Tip: If you have flat feet, look for an orthotic insert. The medical heel will support the arch and provide pain relief, along with helping to control over pronation.
It’s time to seek a medical professional if the pain in your foot has prevented you from any activity, causes you to change the way you walk, is sore to the touch, or looks deformed or swollen. Because arch discomfort can become a serious issue if not treated, we advise visiting a podiatrist or sports therapist instead of attempting to treat the issue on your own.
The doctor will most likely ask you which of the four categories your discomfort falls into:
- Pain during exercise only
- Pain that does not affect your performance, but is felt before and after exercise
- Consistent pain before, throughout, and after exercise
- Pain that completely eliminates your ability to exercise
After the doctor has determined the cause of your pain, he or she may use physical or machine therapy to promote healing and increase circulation, prescribe exercise modifications, and/or recommend exercises that promote flexibility, strength, and muscle balance. If you are given a set of exercises to do, make sure you actually do them!! It is very possible to make a full recovery from foot pain, but you must follow the doctor’s instructions in order to do so. Physical therapy can be annoying, but it really does pay off in the end.
Your doctor may also advice prophylactic measures such as insoles/orthotics or different shoes.

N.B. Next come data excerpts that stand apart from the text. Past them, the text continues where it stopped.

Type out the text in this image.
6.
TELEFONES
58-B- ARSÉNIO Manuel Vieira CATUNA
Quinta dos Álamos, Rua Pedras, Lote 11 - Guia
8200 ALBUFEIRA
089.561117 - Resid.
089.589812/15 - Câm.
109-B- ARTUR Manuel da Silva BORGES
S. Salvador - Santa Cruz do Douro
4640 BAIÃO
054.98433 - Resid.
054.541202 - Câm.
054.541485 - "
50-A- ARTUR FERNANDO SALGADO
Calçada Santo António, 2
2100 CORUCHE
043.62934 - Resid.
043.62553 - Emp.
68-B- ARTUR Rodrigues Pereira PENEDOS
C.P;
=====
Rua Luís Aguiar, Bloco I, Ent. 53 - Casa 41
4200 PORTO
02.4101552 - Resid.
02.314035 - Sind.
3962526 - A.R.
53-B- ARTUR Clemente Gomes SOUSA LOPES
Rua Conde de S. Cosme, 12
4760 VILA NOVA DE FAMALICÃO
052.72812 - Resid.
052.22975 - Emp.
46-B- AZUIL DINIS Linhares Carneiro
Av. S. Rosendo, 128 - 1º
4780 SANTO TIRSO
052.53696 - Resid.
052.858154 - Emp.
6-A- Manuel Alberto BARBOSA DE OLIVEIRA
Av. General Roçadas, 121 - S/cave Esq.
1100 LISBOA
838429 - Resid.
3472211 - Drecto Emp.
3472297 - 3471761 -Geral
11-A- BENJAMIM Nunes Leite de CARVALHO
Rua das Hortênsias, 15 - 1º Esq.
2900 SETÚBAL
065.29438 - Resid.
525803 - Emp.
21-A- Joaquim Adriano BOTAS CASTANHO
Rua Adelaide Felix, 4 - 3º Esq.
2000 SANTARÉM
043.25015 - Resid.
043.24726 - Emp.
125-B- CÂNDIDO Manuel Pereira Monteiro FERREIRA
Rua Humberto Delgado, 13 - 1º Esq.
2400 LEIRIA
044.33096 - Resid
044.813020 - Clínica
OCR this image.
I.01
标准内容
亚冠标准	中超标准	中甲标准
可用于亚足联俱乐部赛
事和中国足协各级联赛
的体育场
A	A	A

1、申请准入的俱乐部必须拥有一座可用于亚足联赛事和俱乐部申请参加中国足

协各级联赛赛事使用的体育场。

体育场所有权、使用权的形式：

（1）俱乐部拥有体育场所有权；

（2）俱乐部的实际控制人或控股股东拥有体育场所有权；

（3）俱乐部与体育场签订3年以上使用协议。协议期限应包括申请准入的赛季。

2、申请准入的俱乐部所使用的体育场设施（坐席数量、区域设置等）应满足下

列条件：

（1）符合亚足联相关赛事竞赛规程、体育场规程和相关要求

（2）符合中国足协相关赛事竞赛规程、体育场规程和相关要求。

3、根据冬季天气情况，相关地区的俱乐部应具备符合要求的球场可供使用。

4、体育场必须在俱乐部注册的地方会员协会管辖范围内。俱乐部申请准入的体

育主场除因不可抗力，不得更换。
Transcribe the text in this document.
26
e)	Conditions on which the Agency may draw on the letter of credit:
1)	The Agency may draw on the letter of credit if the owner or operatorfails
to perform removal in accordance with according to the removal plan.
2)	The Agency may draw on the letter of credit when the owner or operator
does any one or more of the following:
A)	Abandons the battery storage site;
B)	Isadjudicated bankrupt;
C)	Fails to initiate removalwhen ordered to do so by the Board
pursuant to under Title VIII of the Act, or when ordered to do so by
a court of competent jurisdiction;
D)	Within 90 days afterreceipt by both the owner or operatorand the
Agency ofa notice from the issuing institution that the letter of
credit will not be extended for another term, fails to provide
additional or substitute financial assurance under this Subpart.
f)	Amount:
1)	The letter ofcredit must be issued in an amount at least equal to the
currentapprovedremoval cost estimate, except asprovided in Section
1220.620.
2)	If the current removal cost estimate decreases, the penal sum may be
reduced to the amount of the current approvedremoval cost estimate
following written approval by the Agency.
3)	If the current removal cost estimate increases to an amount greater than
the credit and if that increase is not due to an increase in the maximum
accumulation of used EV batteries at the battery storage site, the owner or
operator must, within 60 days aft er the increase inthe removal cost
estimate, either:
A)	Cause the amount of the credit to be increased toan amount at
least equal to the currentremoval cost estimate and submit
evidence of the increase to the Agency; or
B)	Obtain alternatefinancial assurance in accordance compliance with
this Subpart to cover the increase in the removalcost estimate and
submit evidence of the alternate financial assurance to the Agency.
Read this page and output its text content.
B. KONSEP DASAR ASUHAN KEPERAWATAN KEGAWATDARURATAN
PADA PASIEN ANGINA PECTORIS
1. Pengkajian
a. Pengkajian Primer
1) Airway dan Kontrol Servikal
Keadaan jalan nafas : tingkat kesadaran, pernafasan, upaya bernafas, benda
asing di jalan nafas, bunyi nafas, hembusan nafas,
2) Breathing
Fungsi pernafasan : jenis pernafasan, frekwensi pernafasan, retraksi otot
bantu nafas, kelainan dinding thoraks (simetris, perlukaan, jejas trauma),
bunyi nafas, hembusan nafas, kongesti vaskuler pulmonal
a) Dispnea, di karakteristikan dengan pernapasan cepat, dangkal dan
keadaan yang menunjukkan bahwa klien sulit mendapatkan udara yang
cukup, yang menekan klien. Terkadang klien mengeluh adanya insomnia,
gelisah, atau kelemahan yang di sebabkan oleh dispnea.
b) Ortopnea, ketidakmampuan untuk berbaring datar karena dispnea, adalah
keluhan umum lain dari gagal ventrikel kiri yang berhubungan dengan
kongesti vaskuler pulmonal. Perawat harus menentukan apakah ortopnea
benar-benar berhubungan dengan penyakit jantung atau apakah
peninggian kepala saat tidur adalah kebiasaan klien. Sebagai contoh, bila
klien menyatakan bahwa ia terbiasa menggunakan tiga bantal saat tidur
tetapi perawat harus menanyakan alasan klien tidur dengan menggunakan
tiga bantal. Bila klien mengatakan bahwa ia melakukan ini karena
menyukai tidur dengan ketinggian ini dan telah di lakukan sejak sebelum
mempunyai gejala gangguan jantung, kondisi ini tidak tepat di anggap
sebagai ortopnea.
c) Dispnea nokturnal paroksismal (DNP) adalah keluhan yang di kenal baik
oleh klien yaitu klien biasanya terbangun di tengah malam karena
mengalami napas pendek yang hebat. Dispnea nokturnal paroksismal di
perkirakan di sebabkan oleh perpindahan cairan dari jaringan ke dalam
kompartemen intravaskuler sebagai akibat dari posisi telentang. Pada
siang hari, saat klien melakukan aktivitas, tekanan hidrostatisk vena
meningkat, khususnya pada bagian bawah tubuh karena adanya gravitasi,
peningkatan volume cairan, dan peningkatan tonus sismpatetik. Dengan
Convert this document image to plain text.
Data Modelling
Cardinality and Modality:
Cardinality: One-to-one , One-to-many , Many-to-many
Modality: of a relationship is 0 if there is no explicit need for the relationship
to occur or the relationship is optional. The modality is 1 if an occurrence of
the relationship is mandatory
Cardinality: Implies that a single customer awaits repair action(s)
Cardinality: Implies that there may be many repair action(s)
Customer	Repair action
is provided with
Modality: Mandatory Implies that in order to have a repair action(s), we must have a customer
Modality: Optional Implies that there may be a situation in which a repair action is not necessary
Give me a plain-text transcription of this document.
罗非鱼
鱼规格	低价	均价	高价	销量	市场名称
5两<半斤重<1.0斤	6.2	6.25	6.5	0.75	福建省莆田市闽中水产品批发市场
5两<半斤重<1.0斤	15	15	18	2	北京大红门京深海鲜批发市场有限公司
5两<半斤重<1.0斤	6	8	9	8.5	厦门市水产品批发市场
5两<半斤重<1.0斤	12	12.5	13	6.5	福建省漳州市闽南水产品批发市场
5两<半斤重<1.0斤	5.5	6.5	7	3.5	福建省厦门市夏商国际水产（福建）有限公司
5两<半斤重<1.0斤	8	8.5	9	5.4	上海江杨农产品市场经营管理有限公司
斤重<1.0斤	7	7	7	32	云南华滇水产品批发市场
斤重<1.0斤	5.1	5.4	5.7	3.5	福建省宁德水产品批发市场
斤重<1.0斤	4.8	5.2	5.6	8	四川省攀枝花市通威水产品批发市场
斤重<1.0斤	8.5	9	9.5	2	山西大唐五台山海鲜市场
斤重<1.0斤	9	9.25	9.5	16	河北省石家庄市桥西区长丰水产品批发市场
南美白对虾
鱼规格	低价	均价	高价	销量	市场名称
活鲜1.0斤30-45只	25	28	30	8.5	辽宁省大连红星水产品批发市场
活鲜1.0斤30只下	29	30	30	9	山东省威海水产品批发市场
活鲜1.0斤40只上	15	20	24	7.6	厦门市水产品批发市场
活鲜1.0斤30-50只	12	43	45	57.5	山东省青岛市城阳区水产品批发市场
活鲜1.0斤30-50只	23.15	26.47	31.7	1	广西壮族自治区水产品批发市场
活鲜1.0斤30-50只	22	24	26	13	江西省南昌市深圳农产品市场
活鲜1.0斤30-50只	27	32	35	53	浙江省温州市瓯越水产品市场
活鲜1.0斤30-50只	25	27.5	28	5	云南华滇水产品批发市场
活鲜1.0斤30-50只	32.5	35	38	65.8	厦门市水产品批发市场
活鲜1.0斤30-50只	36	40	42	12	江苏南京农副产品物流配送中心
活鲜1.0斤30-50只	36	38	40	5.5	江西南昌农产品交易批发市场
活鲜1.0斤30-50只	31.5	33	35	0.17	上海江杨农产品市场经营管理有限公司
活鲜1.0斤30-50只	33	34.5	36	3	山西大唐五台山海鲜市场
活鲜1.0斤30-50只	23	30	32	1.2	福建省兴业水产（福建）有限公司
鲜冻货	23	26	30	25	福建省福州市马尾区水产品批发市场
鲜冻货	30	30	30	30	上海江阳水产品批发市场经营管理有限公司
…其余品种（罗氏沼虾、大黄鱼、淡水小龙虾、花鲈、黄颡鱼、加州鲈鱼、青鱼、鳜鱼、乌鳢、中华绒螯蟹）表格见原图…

All runners should have their gait analyzed. A podiatrist, sports therapist, or running specialist can do this. He or she will let you know if you have any improper biomechanics and can advise treatment if you do. The most common way to eliminate over pronation is by purchasing specific running shoes that feature a hard material on the inside middle section that will prevent the foot from rolling inwards. Keep in mind that one pair of athletic shoes doesn’t last forever. The material wears down rapidly. Replace a pair of quality running shoes every 200 miles or less.